Imagine if you had abandoned the new recipe after day 2—you would likely still be selling an average of 100 cupcakes a day. In retrospect, you didn’t have enough data at that point to make an informed decision. Having more data points helps you avoid confounding factors outside of your control—such as the weather on a particular day.
A Statistical Explanation
This idea holds especially true with predictive modeling. Modeling uses statistical methods to compute a propensity score. This score shows the likelihood of an event happening. This doesn’t mean higher scoring events will occur and lower scoring ones won’t, it just means that higher scoring events are more likely to occur. Keep in mind that there are many variables outside of anyone’s knowledge or control—environmental, circumstantial, and of course, a person’s own free will. A model may predict that a customer is very likely to do something, but at the end of the day, there are other factors involved.
For example, perhaps the model says that customer type C has an 80% propensity to perform action A. What this score means is that customer C is expected to perform that action eight out of ten times. When you start tracking the actions of type-C customers, perhaps the first two do NOT perform action A. If you were to draw conclusions from this point in time, you would conclude that there must be something wrong with the model.
However, if you continue tracking the behavior of type-C customers, you see that out of twenty total type-C customers, eighteen of them HAVE performed action A. Now, you can see that the 80% prediction was indeed accurate.
Another way to think about this is to remember the main principle behind “Big Data”—patterns emerge when you have data in large quantities. This can also be applied to the results. It takes time to gather a sufficiently large collection of data points—we must remember to think about the big picture rather than the short term.
Because of these external factors and the nature of statistics, a long-term, controlled experiment is recommended. Only after attempting to control for confounding variables—comparing a control state to an experimental state and looking at the effectiveness of the model over time—can you see real, accurate results.
Predictive Models Improve Over Time
Additionally, one of the most interesting characteristics of predictive modeling is the ability of the model to improve over time as new data is gathered, added, and integrated into the model.

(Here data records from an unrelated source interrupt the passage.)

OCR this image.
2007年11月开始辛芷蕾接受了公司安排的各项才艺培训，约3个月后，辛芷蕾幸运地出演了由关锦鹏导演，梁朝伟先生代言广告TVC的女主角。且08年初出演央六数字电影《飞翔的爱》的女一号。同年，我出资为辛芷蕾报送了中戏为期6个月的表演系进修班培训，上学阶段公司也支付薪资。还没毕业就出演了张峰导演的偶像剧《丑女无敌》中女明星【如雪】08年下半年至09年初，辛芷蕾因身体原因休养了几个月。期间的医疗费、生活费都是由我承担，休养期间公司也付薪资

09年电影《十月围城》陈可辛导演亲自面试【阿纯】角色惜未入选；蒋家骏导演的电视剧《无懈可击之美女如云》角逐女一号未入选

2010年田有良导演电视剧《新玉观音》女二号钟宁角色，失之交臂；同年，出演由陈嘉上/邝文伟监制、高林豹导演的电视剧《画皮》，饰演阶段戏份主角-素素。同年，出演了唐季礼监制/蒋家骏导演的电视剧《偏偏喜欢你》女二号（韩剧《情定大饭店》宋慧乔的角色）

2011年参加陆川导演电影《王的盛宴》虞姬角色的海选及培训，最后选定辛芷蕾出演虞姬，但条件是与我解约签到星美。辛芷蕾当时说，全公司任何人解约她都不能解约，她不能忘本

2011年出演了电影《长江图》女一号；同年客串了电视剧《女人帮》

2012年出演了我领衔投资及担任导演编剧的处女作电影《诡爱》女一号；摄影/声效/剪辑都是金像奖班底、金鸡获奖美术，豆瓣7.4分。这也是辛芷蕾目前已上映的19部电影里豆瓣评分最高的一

The propensity score on day 15 will be more accurate than the score on day 1, for the simple reason that the model has had a chance to improve over time. Using the cupcake analogy, maybe you have a suggestion box in your store, and every day, a knowledgeable customer provides a suggestion for improving your recipe or your offerings. Every day, your cupcakes get better and better! By the end of the month, you would barely be able to keep up with the long lines of customers waiting to buy your new, improved cupcakes.
The Time for Analytics is NOW!
Because it takes some time to develop the best model and see accurate results, it’s best to get ahead of your competitors and start analytics as soon as possible. If you don’t think you are ready to embark on a project now, at least get your company analytics-ready for the future: start thinking about what kinds of questions your company could benefit from answering through analytics; begin to take inventory of your data resources; and create a plan for improving your data collection techniques. While you may not see the results in the immediate short-term, don’t lose sight of the fact that analytics are a great solution for long-term business success.
To quote a song popularized by the late George Harrison,
“It’s gonna take time
A whole lot of precious time
It’s gonna take patience and time,
To do it right, child”
Analytics takes time, but the results are worth it!